Ontdek
  1. Zoeken
  2. Concerten
  3. Menu
  4. Inloggen
Ellafitzgerald jgkoekoek

Verdieping: Jazz toen en nu

ma 10 jul 2017 - 2 minuten leestijd - Tekst: Paul Janssen

Nachtconcerten, jazzsterren en dj's: over de geschiedenis én toekomst van jazz en pop in Het Concertgebouw

Onderdeel van

Het Concertgebouw en de jazz. Eigenlijk was het maar een korte periode dat de jazzprogrammering in Het Concertgebouw echt meetelde. Dat had meteen zo’n enorme impact dat men het er tegenwoordig nog over heeft. Hoewel er in de decennia daarvoor wel incidenteel jazzmusici optraden, zoals Paul Whiteman in 1926 en Cab Calloway in 1934, begon de jazzgeschiedenis van Het Concertgebouw pas echt op 22 maart 1952.

Toen gaf de legendarische Amerikaanse trompettist Dizzy Gillespie het eerste nachtconcert. De impresario’s Lou van Rees en Paul Acket troefden elkaar sindsdien af in het binnenhalen van grote namen van de exploderende Amerikaanse jazzscene. Billie Holiday, Nat King Cole, Woody Herman, Gerry Mulligan, Chet Baker, Count Basie – ze kwamen allemaal.

Het mythische aura dat aan de nachtconcerten kleeft is echter vooral te danken aan één man: vibrafonist Lionel Hampton. Hij bracht niet alleen de rock-’n-rollachtige swing van zijn bigband naar Het Concertgebouw, maar wist ook van geen ophouden. Door zijn enorme speelplezier bracht hij het Amsterdamse publiek tot het kookpunt. Een enkeling uit het publiek werd zo bevangen door Hamptons muziek dat hij uitbrak in een ‘wilde’ dans op het podium. De kranten stonden er vol van.
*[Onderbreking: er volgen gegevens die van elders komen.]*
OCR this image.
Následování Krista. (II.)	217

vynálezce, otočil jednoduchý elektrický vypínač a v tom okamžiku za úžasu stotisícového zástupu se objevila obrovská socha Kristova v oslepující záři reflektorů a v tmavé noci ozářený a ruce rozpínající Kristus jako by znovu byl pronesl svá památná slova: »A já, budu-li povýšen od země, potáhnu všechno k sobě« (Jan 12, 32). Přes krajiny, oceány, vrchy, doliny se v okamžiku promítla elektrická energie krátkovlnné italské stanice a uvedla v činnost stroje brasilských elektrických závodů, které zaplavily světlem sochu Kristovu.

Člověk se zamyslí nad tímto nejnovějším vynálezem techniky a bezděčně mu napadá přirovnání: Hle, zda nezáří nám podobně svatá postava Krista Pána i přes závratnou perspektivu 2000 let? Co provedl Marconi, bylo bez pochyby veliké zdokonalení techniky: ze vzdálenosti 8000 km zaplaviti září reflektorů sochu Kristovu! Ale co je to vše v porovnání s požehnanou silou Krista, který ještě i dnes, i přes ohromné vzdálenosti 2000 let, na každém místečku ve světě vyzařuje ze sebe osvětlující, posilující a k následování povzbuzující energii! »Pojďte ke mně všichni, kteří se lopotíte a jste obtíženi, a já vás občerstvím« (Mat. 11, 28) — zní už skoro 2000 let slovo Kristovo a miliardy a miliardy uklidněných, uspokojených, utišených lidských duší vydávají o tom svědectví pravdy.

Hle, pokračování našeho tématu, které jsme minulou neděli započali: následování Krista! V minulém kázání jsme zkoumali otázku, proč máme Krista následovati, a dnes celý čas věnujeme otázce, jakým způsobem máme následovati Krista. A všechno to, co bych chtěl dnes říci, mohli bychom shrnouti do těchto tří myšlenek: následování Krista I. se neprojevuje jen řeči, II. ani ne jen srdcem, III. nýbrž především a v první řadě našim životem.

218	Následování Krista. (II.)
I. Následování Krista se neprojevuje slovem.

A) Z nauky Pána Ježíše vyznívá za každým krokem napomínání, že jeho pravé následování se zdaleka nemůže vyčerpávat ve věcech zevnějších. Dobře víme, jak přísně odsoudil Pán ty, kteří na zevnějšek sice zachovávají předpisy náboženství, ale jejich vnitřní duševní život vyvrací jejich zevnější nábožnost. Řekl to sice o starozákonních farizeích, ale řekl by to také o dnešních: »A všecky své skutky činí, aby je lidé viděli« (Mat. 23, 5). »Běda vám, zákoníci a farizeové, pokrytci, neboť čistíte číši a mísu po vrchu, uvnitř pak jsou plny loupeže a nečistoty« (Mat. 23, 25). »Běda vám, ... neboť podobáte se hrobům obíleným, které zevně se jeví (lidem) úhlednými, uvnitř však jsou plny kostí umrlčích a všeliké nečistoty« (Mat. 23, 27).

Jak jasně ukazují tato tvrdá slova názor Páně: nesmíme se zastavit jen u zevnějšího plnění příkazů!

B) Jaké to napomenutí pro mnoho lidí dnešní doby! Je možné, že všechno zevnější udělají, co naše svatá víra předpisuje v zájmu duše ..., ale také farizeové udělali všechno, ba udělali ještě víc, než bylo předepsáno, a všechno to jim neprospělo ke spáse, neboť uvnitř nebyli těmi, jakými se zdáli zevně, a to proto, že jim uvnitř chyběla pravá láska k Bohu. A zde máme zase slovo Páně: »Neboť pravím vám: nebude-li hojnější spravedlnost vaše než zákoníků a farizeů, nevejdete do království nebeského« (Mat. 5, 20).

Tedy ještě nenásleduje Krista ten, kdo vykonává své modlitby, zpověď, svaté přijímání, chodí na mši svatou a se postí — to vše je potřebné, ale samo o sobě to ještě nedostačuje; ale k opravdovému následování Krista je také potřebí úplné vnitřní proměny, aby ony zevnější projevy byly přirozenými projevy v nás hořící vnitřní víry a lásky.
De dag na Hamptons eerste concert op 19 september 1953 kreeg Concertgebouwdirecteur Rudolf Mengelberg de vraag voorgelegd: ‘Kan iedereen zomaar de zaal huren?’ De belangrijkste strekking van Mengelbergs antwoord luidde dat de zaalverhuur noodzakelijk was voor het zakelijk welzijn van een gebouw dat geen subsidie ontvangt. Bovendien had Amsterdam geen andere goede concertzalen voor de jazz.
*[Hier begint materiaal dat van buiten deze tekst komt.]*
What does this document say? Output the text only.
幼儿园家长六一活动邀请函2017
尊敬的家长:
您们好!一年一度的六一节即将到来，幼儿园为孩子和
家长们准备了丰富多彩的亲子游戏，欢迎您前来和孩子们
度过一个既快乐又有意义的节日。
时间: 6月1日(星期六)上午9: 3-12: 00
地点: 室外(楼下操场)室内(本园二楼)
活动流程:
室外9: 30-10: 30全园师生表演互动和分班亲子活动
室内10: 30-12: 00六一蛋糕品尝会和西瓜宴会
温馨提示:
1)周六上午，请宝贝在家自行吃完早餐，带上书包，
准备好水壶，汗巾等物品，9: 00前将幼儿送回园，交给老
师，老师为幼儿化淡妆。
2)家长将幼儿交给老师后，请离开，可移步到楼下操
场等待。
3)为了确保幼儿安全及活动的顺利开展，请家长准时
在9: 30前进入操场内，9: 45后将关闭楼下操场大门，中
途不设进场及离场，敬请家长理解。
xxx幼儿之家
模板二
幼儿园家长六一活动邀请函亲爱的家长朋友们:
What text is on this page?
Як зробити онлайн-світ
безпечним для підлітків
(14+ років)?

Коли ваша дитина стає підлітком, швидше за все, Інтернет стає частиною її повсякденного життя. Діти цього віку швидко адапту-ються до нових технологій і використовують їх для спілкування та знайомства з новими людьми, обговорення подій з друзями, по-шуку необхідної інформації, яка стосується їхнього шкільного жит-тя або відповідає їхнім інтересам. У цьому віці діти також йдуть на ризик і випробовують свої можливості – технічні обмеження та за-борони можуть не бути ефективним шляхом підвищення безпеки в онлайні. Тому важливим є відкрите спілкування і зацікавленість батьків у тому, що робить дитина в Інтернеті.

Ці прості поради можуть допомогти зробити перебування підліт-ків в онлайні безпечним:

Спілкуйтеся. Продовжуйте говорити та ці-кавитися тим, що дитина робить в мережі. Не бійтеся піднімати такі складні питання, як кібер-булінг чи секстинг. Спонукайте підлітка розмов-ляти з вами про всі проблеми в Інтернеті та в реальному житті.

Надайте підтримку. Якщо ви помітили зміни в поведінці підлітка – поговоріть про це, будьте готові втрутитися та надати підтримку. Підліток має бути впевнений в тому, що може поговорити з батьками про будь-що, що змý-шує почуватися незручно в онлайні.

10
Die jazztop verdween al in de jaren zestig weer uit het gebouw, om twee redenen: de Amerikaanse jazzmusici werden steeds onbetaalbaarder en er kwamen in de stad podia op als Paradiso en het Bimhuis waar de versterkte muziek beter op zijn plek was. En vanaf 1976 maakte het North Sea Jazz Festival Het Concertgebouw als jazztempel geheel overbodig, zo leek het.

Het duurde tot de jaren negentig voordat de jazz weer structureel terugkeerde in Het Concertgebouw. Verantwoordelijk was jazzliefhebber en Concertgebouwdirecteur Martijn Sanders. Hij begon met een eigen jazzprogrammering en bond ook de door pianist en arrangeur Henk Meutgeert opgerichte New Concert Big Band aan zich. Het orkest ging in 1999 verder onder de naam Jazz Orchestra of the Concertgebouw, wat mede aanleiding was voor het introduceren van de Concertgebouw Jazz Award. Grote namen als Chick Corea, Wayne Shorter, Herbie Hancock, Toots Thielemans, Sonny Rollins en Dianne Reeves vonden de prijs belangrijk genoeg om deze tijdens een bijbehorend concert op te komen halen.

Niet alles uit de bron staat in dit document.